Study detects widespread disparities
The study also found that results were dependent on age, race, and state of residence. For example, Southern states typically had the highest rates of avoidable death. Some of the states with the lowest rates of avoidable death were Colorado, Connecticut, Minnesota, and Utah.
"It's unfortunate, but your longevity may be more likely to be influenced by your ZIP code than by your genetic code," CDC Director Dr. Tom Frieden said at a press briefing.
Related: Which states have the highest heart disease rates?
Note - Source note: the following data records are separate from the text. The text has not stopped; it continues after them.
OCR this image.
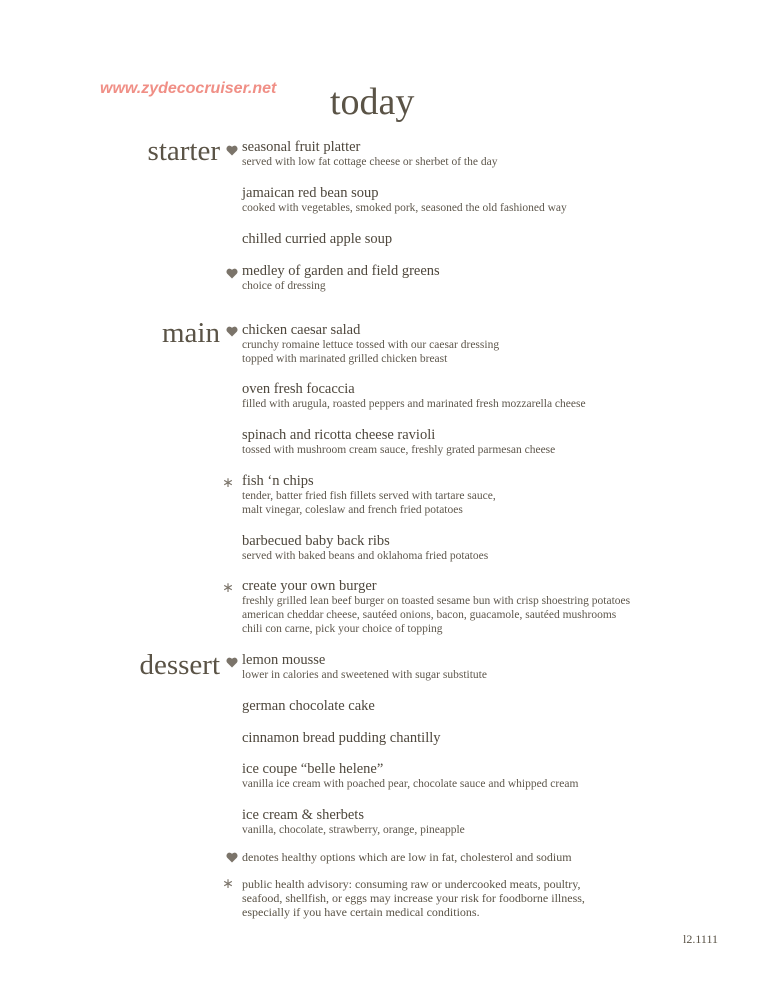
www.zydecocruiser.net today
starter
main
dessert
∗
∗
∗
seasonal fruit platter
served with low fat cottage cheese or sherbet of the day
jamaican red bean soup
cooked with vegetables, smoked pork, seasoned the old fashioned way
chilled curried apple soup
medley of garden and field greens
choice of dressing
chicken caesar salad
crunchy romaine lettuce tossed with our caesar dressing
topped with marinated grilled chicken breast
oven fresh focaccia
filled with arugula, roasted peppers and marinated fresh mozzarella cheese
spinach and ricotta cheese ravioli
tossed with mushroom cream sauce, freshly grated parmesan cheese
fish ‘n chips
tender, batter fried fish fillets served with tartare sauce,
malt vinegar, coleslaw and french fried potatoes
barbecued baby back ribs
served with baked beans and oklahoma fried potatoes
create your own burger
freshly grilled lean beef burger on toasted sesame bun with crisp shoestring potatoes
american cheddar cheese, sautéed onions, bacon, guacamole, sautéed mushrooms
chili con carne, pick your choice of topping
lemon mousse
lower in calories and sweetened with sugar substitute
german chocolate cake
cinnamon bread pudding chantilly
ice coupe “belle helene”
vanilla ice cream with poached pear, chocolate sauce and whipped cream
ice cream & sherbets
vanilla, chocolate, strawberry, orange, pineapple
denotes healthy options which are low in fat, cholesterol and sodium
public health advisory: consuming raw or undercooked meats, poultry,
seafood, shellfish, or eggs may increase your risk for foodborne illness,
especially if you have certain medical conditions.
l2.1111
Meanwhile, the study found that the avoidable-death rate among blacks was nearly twice that of whites, and about 60% of preventable deaths occurred in people under age 65. Further, men were more than twice as likely as women to die from preventable causes. Rates of avoidable deaths declined substantially among individuals ages 65 to 74.
The study's authors say the disparities most likely were the result of increased access to health insurance through Medicare, which begins at age 65. CDC officials also noted that certain provisions of the Affordable Care Act—like better access to treatment and preventive screenings—could help reduce avoidable deaths (Morin, Los Angeles Times, 9/3; Steenhuysen, Reuters, 9/3).